Nous cotisons. Nous déclarons. Nous contribuons. Mois après mois, année après année, avec la conviction qu’en cas de coup dur, la solidarité nationale sera au rendez-vous.

Puis arrive la maladie!
Une consultation chez un spécialiste : 300 dirhams.
Un remboursement : 105 dirhams.
Une consultation chez un généraliste facturée entre 200 et 250 dirhams, le remboursement quant á lui est parfois de 50 dirhams.

Des examens, des analyses, des radios, des médicaments. Une facture globale de 1 561 dirhams. Et au bout du parcours, un remboursement de 235 dirhams.
À ce stade, une question mérite d’être posée sans détour : que couvre réellement la couverture sociale ?
Car le sentiment qui domine chez de nombreux assurés n’est plus celui d’être protégés, mais celui de financer un système dont les règles semblent déconnectées de la réalité des soins. Le décalage est frappant. Les tarifs pratiqués par les professionnels de santé évoluent avec l’inflation, les charges, les coûts des équipements et des locaux.

Reghai Yasmina
Reghai Yasmina
Pourtant, les bases de remboursement paraissent figées dans le temps. Comme si l’on remboursait les soins de 2026 avec les références tarifaires d’une autre époque.

Mais l’incompréhension atteint son comble lorsqu’il s’agit des médicaments. Après avoir payé la consultation, il faut encore acheter le traitement. Et là encore, la surprise est souvent amère. Certains médicaments sont partiellement remboursés. D’autres ne le sont pas du tout. Certains génériques sont pris en charge alors que le médicament prescrit ne l’est pas. D’autres traitements pourtant indispensables restent à la charge totale du patient.

Mais on découvre avec stupeur une fois à la pharmacie, que la prescription médicale et le remboursement ne parlent pas toujours le même langage.

Le patient ne choisit pourtant ni sa maladie ni son ordonnance. Il ne décide pas qu’un antibiotique sera remboursé à tel taux, qu’un anti-inflammatoire ne le sera pas ou qu’un traitement chronique bénéficiera d’une prise en charge limitée. Il suit simplement les recommandations de son médecin. Et c’est là que naît un sentiment d’injustice.

Comment expliquer à une famille déjà fragilisée par la maladie qu’elle devra supporter l’essentiel des dépenses malgré des années de cotisations ? Comment convaincre un retraité, un salarié ou une mère de famille que le système fonctionne lorsque le reste à charge devient parfois plus important que le remboursement lui-même ?

La question n’est pas de réclamer un remboursement intégral de tout. Aucun système de santé au monde ne le permet. La véritable question est celle de la cohérence et de la transparence.

Les assurés ont le droit de savoir :

• Sur quelle base exacte sont calculés les remboursements ?
• Pourquoi une consultation à 300 dirhams est-elle remboursée comme si elle en coûtait beaucoup moins ?
• Pourquoi certains médicaments prescrits par des médecins conventionnés ne sont-ils pas pris en charge ?
• Quand les bases de remboursement seront-elles enfin alignées sur les coûts réels des soins ?

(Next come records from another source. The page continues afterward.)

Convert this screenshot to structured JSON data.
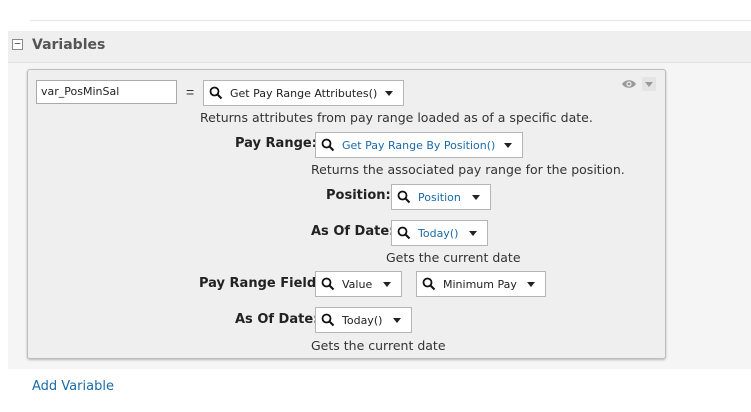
{
  "section": {
    "title": "Variables",
    "toggle_symbol": "−"
  },
  "variable": {
    "name_value": "var_PosMinSal",
    "equals": "=",
    "function": {
      "label": "Get Pay Range Attributes()",
      "description": "Returns attributes from pay range loaded as of a specific date."
    },
    "pay_range": {
      "label": "Pay Range:",
      "value": "Get Pay Range By Position()",
      "description": "Returns the associated pay range for the position.",
      "position": {
        "label": "Position:",
        "value": "Position"
      },
      "as_of_date": {
        "label": "As Of Date:",
        "value": "Today()",
        "description": "Gets the current date"
      }
    },
    "pay_range_field": {
      "label": "Pay Range Field:",
      "value": "Value",
      "sub_value": "Minimum Pay"
    },
    "as_of_date": {
      "label": "As Of Date:",
      "value": "Today()",
      "description": "Gets the current date"
    }
  },
  "add_variable_label": "Add Variable",
  "icons": {
    "eye": "eye-icon",
    "menu": "chevron-down-icon",
    "search": "search-icon",
    "dropdown": "caret-down-icon",
    "collapse": "collapse-toggle-icon"
  },
  "colors": {
    "link_blue": "#1a6aa8",
    "header_bg": "#efefef",
    "card_bg": "#efefef"
  }
}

Une couverture sociale ne se mesure pas au montant des cotisations prélevées. Elle se mesure au soulagement qu’elle apporte lorsque la maladie frappe.

Aujourd’hui, beaucoup de citoyens ont le sentiment de payer une assurance pour découvrir, au moment où ils en ont le plus besoin, qu’ils sont en réalité leur propre assureur.

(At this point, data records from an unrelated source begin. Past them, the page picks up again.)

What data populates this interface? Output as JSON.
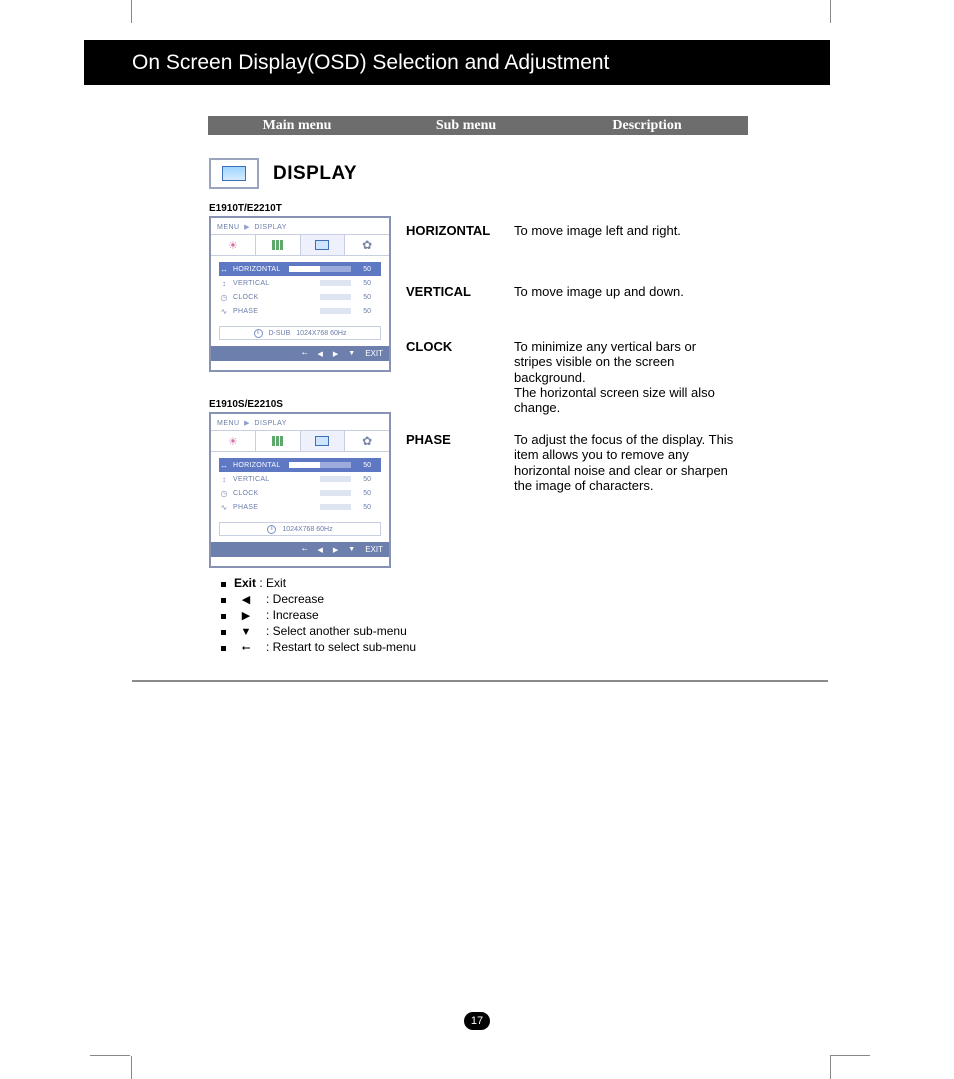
{
  "page": {
    "title": "On Screen Display(OSD) Selection and Adjustment",
    "number": "17"
  },
  "column_headers": {
    "main": "Main menu",
    "sub": "Sub menu",
    "desc": "Description"
  },
  "display": {
    "label": "DISPLAY"
  },
  "models": {
    "t": "E1910T/E2210T",
    "s": "E1910S/E2210S"
  },
  "osd": {
    "menu_label": "MENU",
    "section_label": "DISPLAY",
    "rows": [
      {
        "icon": "↔",
        "label": "HORIZONTAL",
        "value": "50"
      },
      {
        "icon": "↕",
        "label": "VERTICAL",
        "value": "50"
      },
      {
        "icon": "◷",
        "label": "CLOCK",
        "value": "50"
      },
      {
        "icon": "∿",
        "label": "PHASE",
        "value": "50"
      }
    ],
    "status": {
      "connector": "D-SUB",
      "mode": "1024X768  60Hz",
      "mode_s": "1024X768  60Hz"
    },
    "foot_exit": "EXIT"
  },
  "descriptions": [
    {
      "sub": "HORIZONTAL",
      "text": "To move image left and right."
    },
    {
      "sub": "VERTICAL",
      "text": "To move image up and down."
    },
    {
      "sub": "CLOCK",
      "text": "To minimize any vertical bars or stripes visible on the screen background.\nThe horizontal screen size will also change."
    },
    {
      "sub": "PHASE",
      "text": "To adjust the focus of the display. This item allows you to remove any horizontal noise and clear or sharpen the image of characters."
    }
  ],
  "legend": {
    "exit_label": "Exit",
    "exit_text": ": Exit",
    "decrease": ": Decrease",
    "increase": ": Increase",
    "select": ": Select another sub-menu",
    "restart": ": Restart to select sub-menu"
  }
}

Et c’est peut-être cela le plus préoccupant : lorsque la confiance dans le système s’effrite, ce n’est pas seulement le portefeuille qui souffre. C’est le pacte social lui-même qui se fragilise.

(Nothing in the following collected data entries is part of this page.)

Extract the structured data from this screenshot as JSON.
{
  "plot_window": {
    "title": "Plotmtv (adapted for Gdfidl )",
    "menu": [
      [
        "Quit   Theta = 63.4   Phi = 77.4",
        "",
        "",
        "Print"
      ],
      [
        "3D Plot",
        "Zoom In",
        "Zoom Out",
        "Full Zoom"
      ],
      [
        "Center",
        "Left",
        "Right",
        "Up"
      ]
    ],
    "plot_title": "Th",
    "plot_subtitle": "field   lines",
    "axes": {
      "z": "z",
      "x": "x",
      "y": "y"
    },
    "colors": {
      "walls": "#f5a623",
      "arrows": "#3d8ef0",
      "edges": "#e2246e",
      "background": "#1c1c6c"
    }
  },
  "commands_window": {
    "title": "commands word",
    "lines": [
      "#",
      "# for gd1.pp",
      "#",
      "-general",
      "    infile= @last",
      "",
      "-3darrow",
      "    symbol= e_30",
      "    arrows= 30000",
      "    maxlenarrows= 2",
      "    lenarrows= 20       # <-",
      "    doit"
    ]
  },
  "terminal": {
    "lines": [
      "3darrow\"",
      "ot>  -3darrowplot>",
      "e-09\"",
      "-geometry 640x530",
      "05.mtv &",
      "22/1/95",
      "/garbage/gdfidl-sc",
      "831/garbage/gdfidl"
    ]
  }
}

Car au fond, derrière chaque dossier de remboursement, il n’y a pas un numéro d’affiliation. Il y a une personne malade qui espère simplement que la solidarité promise ne restera pas une ligne dans un texte de loi, mais une réalité dans son quotidien.

Votre chroniqueuse, qui continue de croire que la santé est un droit et que les remboursements devraient parfois s’en souvenir.